= Raphael Johann Steidele =

Austrian surgeon and obstetrician

Raphael Johann Steidele (20 February 1737, Innsbruck - 10 September 1823, Vienna) was an Austrian surgeon and obstetrician.

He studied at the University of Vienna, receiving his magister degree for obstetrics in 1764 and his doctorate for surgery in 1784. Beginning in 1789 he was associated with the university obstetrics clinic, and from 1797 to 1817, was a professor of theoretical gynecology at the University of Vienna.

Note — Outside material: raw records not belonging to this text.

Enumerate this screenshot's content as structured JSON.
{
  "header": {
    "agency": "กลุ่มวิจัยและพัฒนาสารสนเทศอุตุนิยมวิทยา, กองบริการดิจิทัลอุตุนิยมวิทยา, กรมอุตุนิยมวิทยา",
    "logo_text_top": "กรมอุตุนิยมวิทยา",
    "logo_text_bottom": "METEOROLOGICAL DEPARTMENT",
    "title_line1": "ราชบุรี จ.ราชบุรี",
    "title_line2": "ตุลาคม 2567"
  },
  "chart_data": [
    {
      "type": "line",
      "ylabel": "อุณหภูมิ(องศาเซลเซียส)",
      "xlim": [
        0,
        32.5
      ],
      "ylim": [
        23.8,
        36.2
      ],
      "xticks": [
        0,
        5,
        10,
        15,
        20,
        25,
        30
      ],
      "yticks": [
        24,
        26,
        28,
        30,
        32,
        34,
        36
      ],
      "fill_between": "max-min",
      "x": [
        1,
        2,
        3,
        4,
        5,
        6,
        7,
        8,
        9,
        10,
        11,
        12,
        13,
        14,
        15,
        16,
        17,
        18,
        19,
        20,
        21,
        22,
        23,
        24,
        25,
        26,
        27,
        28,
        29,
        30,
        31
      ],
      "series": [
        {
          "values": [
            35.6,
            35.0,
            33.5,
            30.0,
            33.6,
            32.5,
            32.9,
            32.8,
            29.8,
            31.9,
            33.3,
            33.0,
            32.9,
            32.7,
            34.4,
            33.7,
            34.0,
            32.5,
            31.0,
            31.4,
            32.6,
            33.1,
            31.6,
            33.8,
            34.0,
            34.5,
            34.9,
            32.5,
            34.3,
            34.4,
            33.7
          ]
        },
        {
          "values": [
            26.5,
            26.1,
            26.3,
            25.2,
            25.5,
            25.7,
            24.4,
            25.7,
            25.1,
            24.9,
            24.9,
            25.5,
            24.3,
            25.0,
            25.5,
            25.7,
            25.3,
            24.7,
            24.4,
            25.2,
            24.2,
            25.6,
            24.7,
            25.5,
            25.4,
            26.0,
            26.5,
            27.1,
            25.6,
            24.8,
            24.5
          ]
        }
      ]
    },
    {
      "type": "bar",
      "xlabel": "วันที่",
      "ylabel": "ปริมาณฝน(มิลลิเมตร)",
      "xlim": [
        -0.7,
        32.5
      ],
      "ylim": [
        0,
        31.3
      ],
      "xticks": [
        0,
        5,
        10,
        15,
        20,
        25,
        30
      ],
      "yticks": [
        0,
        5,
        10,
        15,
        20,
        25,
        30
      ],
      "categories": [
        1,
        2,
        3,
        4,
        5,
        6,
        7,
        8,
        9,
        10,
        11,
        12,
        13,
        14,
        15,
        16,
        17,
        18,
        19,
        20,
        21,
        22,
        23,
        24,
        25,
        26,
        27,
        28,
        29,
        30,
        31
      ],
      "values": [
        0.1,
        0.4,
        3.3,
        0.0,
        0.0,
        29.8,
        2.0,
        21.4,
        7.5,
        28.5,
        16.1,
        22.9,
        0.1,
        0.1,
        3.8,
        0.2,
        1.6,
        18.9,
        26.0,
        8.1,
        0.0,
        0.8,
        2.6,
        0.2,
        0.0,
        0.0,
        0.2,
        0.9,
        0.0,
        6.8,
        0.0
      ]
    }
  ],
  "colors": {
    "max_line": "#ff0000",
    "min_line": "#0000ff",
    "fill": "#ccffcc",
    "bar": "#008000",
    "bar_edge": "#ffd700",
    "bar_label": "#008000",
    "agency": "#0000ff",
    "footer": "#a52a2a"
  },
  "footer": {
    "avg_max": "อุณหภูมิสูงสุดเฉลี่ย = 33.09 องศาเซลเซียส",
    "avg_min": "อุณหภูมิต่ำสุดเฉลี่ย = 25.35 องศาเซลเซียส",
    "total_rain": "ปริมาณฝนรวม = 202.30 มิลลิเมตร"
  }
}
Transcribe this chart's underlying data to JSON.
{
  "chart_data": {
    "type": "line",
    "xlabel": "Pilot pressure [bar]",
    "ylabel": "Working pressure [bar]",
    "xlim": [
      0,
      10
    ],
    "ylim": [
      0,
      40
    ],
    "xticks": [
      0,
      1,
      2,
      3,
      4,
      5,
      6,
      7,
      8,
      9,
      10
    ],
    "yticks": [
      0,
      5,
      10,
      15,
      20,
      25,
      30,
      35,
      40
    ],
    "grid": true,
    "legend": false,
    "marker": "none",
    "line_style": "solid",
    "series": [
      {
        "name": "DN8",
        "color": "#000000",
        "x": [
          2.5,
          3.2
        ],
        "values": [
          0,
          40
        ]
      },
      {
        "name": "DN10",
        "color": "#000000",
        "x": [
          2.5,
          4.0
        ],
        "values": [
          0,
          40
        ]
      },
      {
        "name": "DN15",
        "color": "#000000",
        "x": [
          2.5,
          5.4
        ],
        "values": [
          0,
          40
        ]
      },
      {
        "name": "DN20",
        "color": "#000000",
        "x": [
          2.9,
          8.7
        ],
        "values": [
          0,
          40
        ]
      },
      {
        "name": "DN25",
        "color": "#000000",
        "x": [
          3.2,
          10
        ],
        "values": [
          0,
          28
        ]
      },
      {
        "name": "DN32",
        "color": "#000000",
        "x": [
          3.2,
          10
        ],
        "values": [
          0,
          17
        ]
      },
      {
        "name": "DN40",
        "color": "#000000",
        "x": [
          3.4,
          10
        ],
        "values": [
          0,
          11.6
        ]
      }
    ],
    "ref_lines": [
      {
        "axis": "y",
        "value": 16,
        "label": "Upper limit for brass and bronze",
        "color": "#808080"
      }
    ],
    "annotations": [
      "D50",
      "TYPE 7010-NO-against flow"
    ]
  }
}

His name is associated with the "Steidele complex", being defined as absence of the aortic arch. He first described the anomaly in 1788.

== Selected works ==
- Abhandlung von dem unvermeidentlichen Gebrauch der Instrumente in der Geburtshilfe, 1774 - Treatise on the unavoidable use of instruments in obstetrics.
- Lehrbuch von der Hebammenkunst : mit Kupfern versehen, 1775 - Textbook of midwifery: provided with engravings.
- Abhandlung von Blutflüssen, 1776 - Treatise on blood flow.
- Sammlung verschiedener in der chirurgisch-praktischen Lehrschule gemachten Beobachtungen, 1776 - Various observations made in the practical surgery training school.
- Lehrbuch von dem unvermeidentlichen Gebrauch der Instrumente in der Geburtshülfe, 1785 - Textbook on the unavoidable use of instruments in midwifery.